Moxie’s article provided us with a great set of core system requirements to validate the Orcfax design against. Our project implements standards-based software engineering practices which includes evidence-based requirements analysis. We have been doing this against record-keeping standards and archival science principles.
We applied this same process to Moxie’s article and decided to share our results here at the bottom of this post. The quote blocks are verbatim from Moxie’s article. I’ve re-ordered and grouped them into a more logical progression.
Ten requirements for a true web3 system
Client APIs are not using anything to verify blockchain state or the authenticity of responses.
1. The web3 system must have independent, trustless methods for verifying the authenticity of blockchain state and transaction data.
The results aren’t even signed.
2. The web3 system must use verifiable, cryptographic signatures for all requests and responses between peers, users, and external systems.
We should accept the premise that people will not run their own servers by designing systems that can distribute trust without having to distribute infrastructure.
3. The web3 system must base its trust assumptions on cryptographic proofs rather than the reputation of infrastructure providers.
These companies also have visibility into almost all read requests from almost all users in almost all dApps.
4. The web3 system must provide the option to anonymize all read requests for the data that it manages.
MetaMask needs to interact with the blockchain, but the blockchain has been built such that clients like MetaMask can’t interact with it.
5. The web3 system must accommodate wallets that can interact directly and independently with blockchain state and transaction data.
Royalties aren’t specified in ERC-721, and it’s too late to change it, so OpenSea has its own way of configuring royalties that exists in web2 space.
6. The web3 system must explicitly declare the revenue sharing rules for its participants and specify how it implements a trustless payout mechanism.
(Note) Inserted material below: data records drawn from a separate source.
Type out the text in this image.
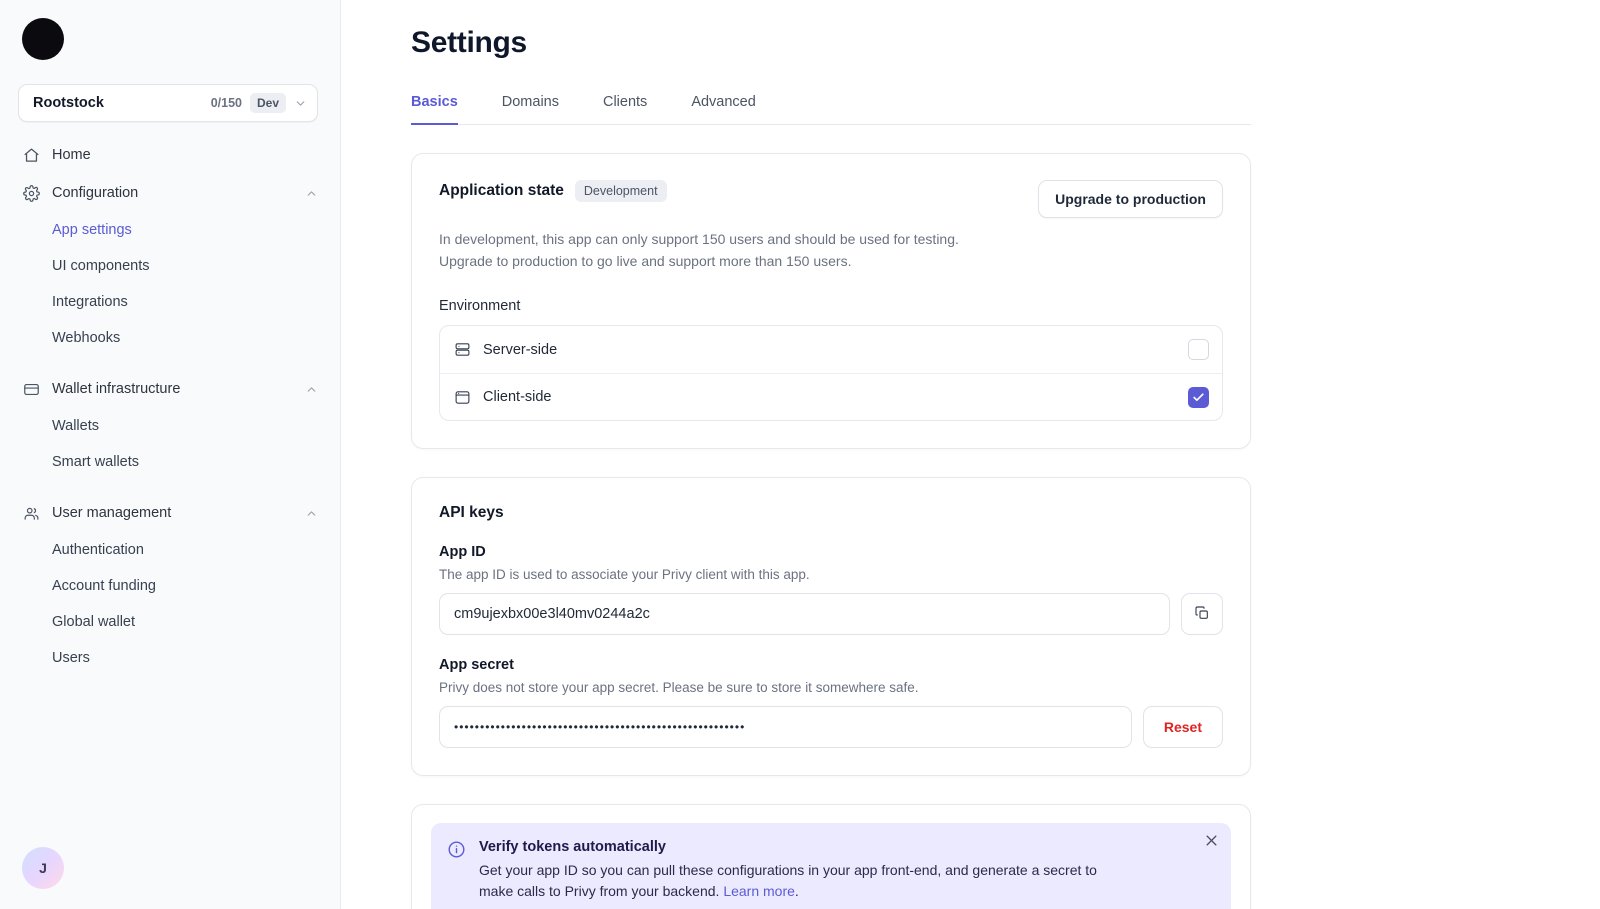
Rootstock	0/150	Dev
Home
Configuration
App settings
UI components
Integrations
Webhooks
Wallet infrastructure
Wallets
Smart wallets
User management
Authentication
Account funding
Global wallet
Users
J
Settings
Basics	Domains	Clients	Advanced
Application state	Development	Upgrade to production

In development, this app can only support 150 users and should be used for testing. Upgrade to production to go live and support more than 150 users.

Environment
Server-side
Client-side
API keys
App ID
The app ID is used to associate your Privy client with this app.
cm9ujexbx00e3l40mv0244a2c
App secret
Privy does not store your app secret. Please be sure to store it somewhere safe.
••••••••••••••••••••••••••••••••••••••••••••••••••••••••	Reset
Verify tokens automatically
Get your app ID so you can pull these configurations in your app front-end, and generate a secret to make calls to Privy from your backend. Learn more.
People don’t want to run their own servers, and never will.
7. The web3 system must not require management of servers by end users.
Blockchains are designed to be a network of peers, but not designed such that it’s really possible for your mobile device or your browser to be one of those peers.
8. The web3 system should include fully functional peer-to-peer nodes that have acceptable performance on consumer-grade computing devices.
We should try to reduce the burden of building software.
9. The web3 system must make it easy and cost-effective to maintain and enhance its software components.
A protocol moves much more slowly than a platform. If something is truly decentralized, it becomes very difficult to change, and often remains stuck in time.
10. The web3 system must accommodate frequent updates to its protocols and architecture through a decentralized governance mechanism.